De nombreux types de stratégies, un seul objectif de décarbonation

Il existe de nombreuses façons de classer les types de stratégies de placement. Lorsque nous avons introduit la décarbonation dans notre approche d’investissement, nous avons estimé qu’il était utile d’établir une nouvelle classification des types de stratégies.

Notre philosophie d’investissement est d’être impartial en ce qui concerne le type de stratégie sous-jacente; dans le cadre de notre stratégie de décarbonation multi-actifs, nous utilisons les stratégies sous-jacentes dont nous avons besoin et dans les proportions que nous jugeons appropriées pour atteindre nos objectifs. Nous essayons de choisir l’outil le mieux adapté à un moment donné. Mais les concepts que nous présentons ci-dessous devraient être utiles y compris aux détenteurs d’actifs enclins à choisir certains types de stratégies plutôt que d’autres.

2024.04.15.Décideurs

Bien que techniquement, nous puissions gérer les émissions d’un portefeuille directement, le faire reviendrait à omettre le fait qu’un portefeuille opère dans un univers d’investissement qui nous est imposé par le monde dans son ensemble. Les efforts de réduction des émissions du portefeuille doivent être cohérents avec ce que l’univers d’investissement nous offre, faute de quoi nous risquons de compromettre l’intégrité des placements du portefeuille. Ce seuil critique, où la quête d’une unité supplémentaire de réduction des émissions finit par corrompre le portefeuille, est ce que nous appelons le point de rupture. Les émissions ex post peuvent être gérées directement au niveau du portefeuille, mais seulement jusqu’au point de rupture. Au-delà, les émissions ex post (événements passés) ne peuvent être gérées directement, et nous devons nous concentrer sur la gestion ex ante (événements futurs fondés sur des prévisions ou des prédictions plutôt que sur des résultats concrets) des données du portefeuille, comme nous l’avons toujours fait.

Le graphique ci-dessous (figure 3) montre que les émissions peuvent être gérées (réduites) directement pour un portefeuille d’actions mondiales et un portefeuille d’obligations d’entreprise mondiales, mais seulement jusqu’à un certain point de rupture. Nous n’avons pas besoin d’indiquer où se trouvent les points de rupture sur ce graphique!

2024.04.15.Point de rupture

Notre axe des ordonnées est une simple mesure du risque actif ponctuel: la mesure dans laquelle les pondérations du portefeuille diffèrent du point de départ qui ne tient pas compte des émissions. Nous avons procédé de la même manière avec d’autres mesures du risque, y compris la volatilité de l’écart de suivi classique, la concentration au niveau des titres, des pays et des secteurs, et l’exposition aux facteurs. Le point important est que le risque est ressenti différemment selon les détenteurs d’actifs, que les univers d’investissement diffèrent, et que le point de rupture est donc particulier à chaque investisseur.
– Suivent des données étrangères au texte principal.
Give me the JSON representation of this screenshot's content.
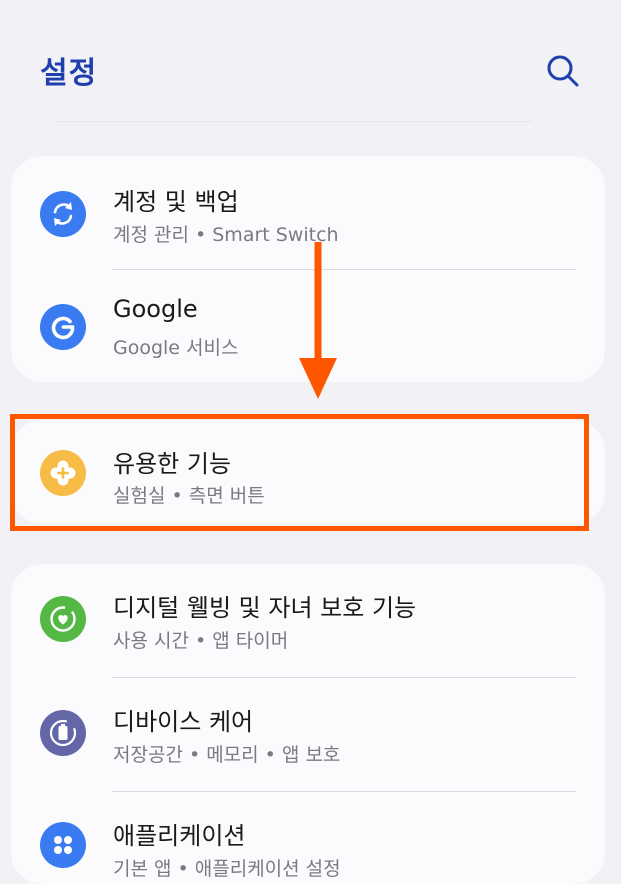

La figure 3 montre que la portée de la gestion ex post des émissions du portefeuille à l’aide de stratégies «à faible émission de carbone» n’est possible que jusqu’à un point de rupture. Il est également vrai que l’accent mis sur la gestion ex post des émissions ne contribue en aucune façon à une réduction des émissions de l’univers (ou de la planète) au sens large. Les stratégies d’action climatique jouent donc un rôle clé dans la gestion de la boucle de rétroaction entre le portefeuille et la planète. Enfin, prenant acte du fait que la transition peut offrir des opportunités d’investissement attrayantes, les détenteurs d’actifs doivent également envisager d’investir dans des stratégies de «solutions climatiques», y compris dans des actifs privés.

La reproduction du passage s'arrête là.